Long-term investment urged for Chinese insurers in stock

(Xinhua)
Updated: 2008-04-23 23:53

BEIJING - Chinese insurers, a major institutional investor sector, were urged on Wednesday to make long-term investments in the stock market and fend off risks amid price fluctuations.

Insurers should "stick to the idea of long-term value investment" and "strengthen their confidence in economic and financial development in the long term", said Yuan Li, spokesman for the China Insurance Regulatory Commission (CIRC).

Chinese insurers had 568 billion yuan (US$ 81 billion) invested in stocks, equities and securities funds at the end of March, about 21.4 percent of their total investment capital, said Yuan.

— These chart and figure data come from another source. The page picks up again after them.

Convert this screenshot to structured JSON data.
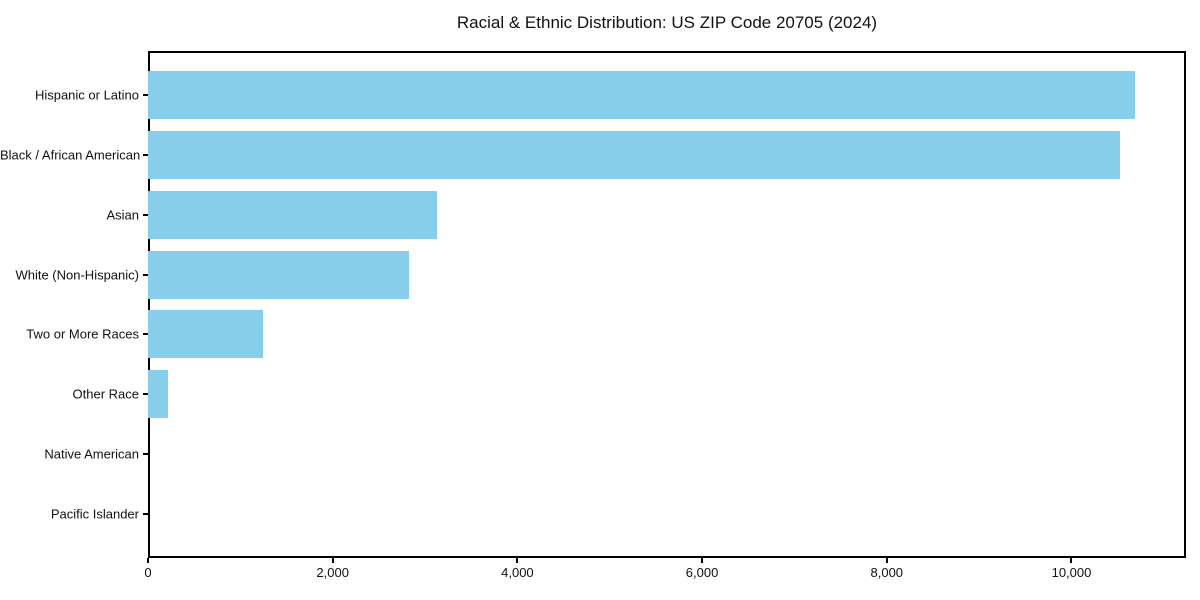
{
  "title": "Racial & Ethnic Distribution: US ZIP Code 20705 (2024)",
  "chart_data": {
    "type": "bar",
    "orientation": "horizontal",
    "title": "Racial & Ethnic Distribution: US ZIP Code 20705 (2024)",
    "categories": [
      "Hispanic or Latino",
      "Black / African American",
      "Asian",
      "White (Non-Hispanic)",
      "Two or More Races",
      "Other Race",
      "Native American",
      "Pacific Islander"
    ],
    "values": [
      10690,
      10530,
      3130,
      2830,
      1240,
      220,
      0,
      0
    ],
    "xlabel": "",
    "ylabel": "",
    "xlim": [
      0,
      11240
    ],
    "xticks": [
      0,
      2000,
      4000,
      6000,
      8000,
      10000
    ],
    "xtick_labels": [
      "0",
      "2,000",
      "4,000",
      "6,000",
      "8,000",
      "10,000"
    ],
    "bar_color": "#87CEEB",
    "spine_color": "#000000",
    "grid": false,
    "legend": null
  }
}
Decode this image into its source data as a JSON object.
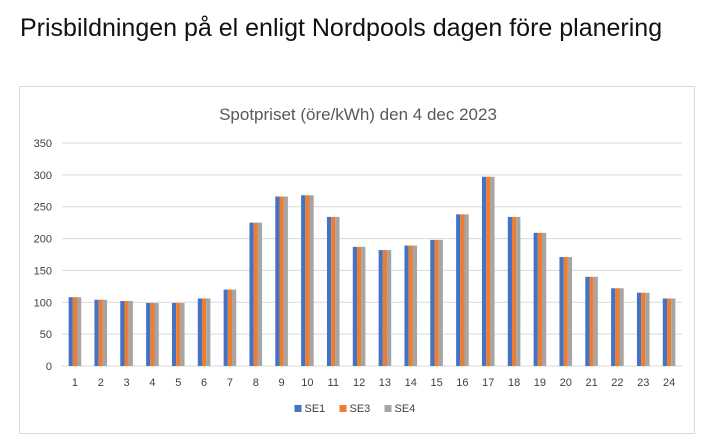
{
  "page": {
    "heading": "Prisbildningen på el enligt Nordpools dagen före planering"
  },
  "chart_data": {
    "type": "bar",
    "title": "Spotpriset (öre/kWh) den 4 dec 2023",
    "xlabel": "",
    "ylabel": "",
    "ylim": [
      0,
      350
    ],
    "yticks": [
      0,
      50,
      100,
      150,
      200,
      250,
      300,
      350
    ],
    "grid": true,
    "legend_position": "bottom",
    "categories": [
      "1",
      "2",
      "3",
      "4",
      "5",
      "6",
      "7",
      "8",
      "9",
      "10",
      "11",
      "12",
      "13",
      "14",
      "15",
      "16",
      "17",
      "18",
      "19",
      "20",
      "21",
      "22",
      "23",
      "24"
    ],
    "series": [
      {
        "name": "SE1",
        "color": "#4472c4",
        "values": [
          108,
          104,
          102,
          99,
          99,
          106,
          120,
          225,
          266,
          268,
          234,
          187,
          182,
          189,
          198,
          238,
          297,
          234,
          209,
          171,
          140,
          122,
          115,
          106
        ]
      },
      {
        "name": "SE3",
        "color": "#ed7d31",
        "values": [
          108,
          104,
          102,
          99,
          99,
          106,
          120,
          225,
          266,
          268,
          234,
          187,
          182,
          189,
          198,
          238,
          297,
          234,
          209,
          171,
          140,
          122,
          115,
          106
        ]
      },
      {
        "name": "SE4",
        "color": "#a5a5a5",
        "values": [
          108,
          104,
          102,
          99,
          99,
          106,
          120,
          225,
          266,
          268,
          234,
          187,
          182,
          189,
          198,
          238,
          297,
          234,
          209,
          171,
          140,
          122,
          115,
          106
        ]
      }
    ]
  }
}
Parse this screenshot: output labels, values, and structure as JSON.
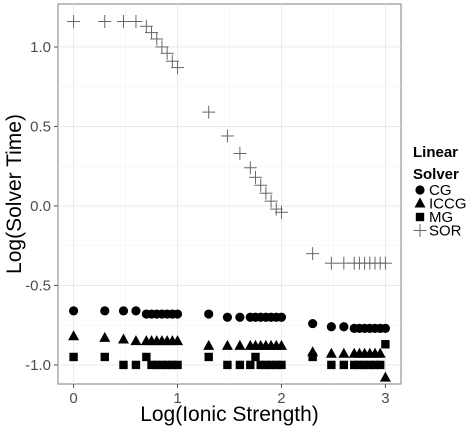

They were down from the 683.1 billion yuan, or 26 percent, at the end of October last year. China's main market index, the Shanghai Composite, reached a high of 6124.04 points on October 16 and has since tumbled by almost half.

The stock plunge drove insurers' capital to the bond market, with their investment in bonds rising to 1.3 trillion yuan, or 49.4 percent of the total invested capital, at the end of March from 40.9 percent in October, according to figures provided by Yuan.

Market talk over a large-scale retreat of institutional investors from the stock market has intensified investor fears of weak performance.

It was a market-oriented act by insurance companies to adjust their investment in stocks and the CIRC would not intervene too much, said Yuan.

The market rallied to see the composite index rise by 4.15 percent to 3,278.33 on Wednesday, still 46.5 percent lower than the peak in October.

Institutional investors in China's stock market include securities funds, qualified foreign institutional investors, insurance capital, corporate annuities, social security funds and others.

They accounted for almost half of the value of all traded Chinese shares, according to CIRC vice chairman Yao Gang, who said in late February the proportion of stock investment by insurance funds, corporate annuities and social security funds should be expanded.

The government allowed insurance companies to directly invest in the stock market from 2005.

Chinese insurers had a total investment capital of 2.7 trillion yuan at the end of March, from which returns totaled 31.13 billion yuan in the first quarter with an average yield of 1.2 percent, said Yuan.

The country's insurance premiums in the first quarter soared 51.6 percent year on year to 297.9 billion yuan, he said.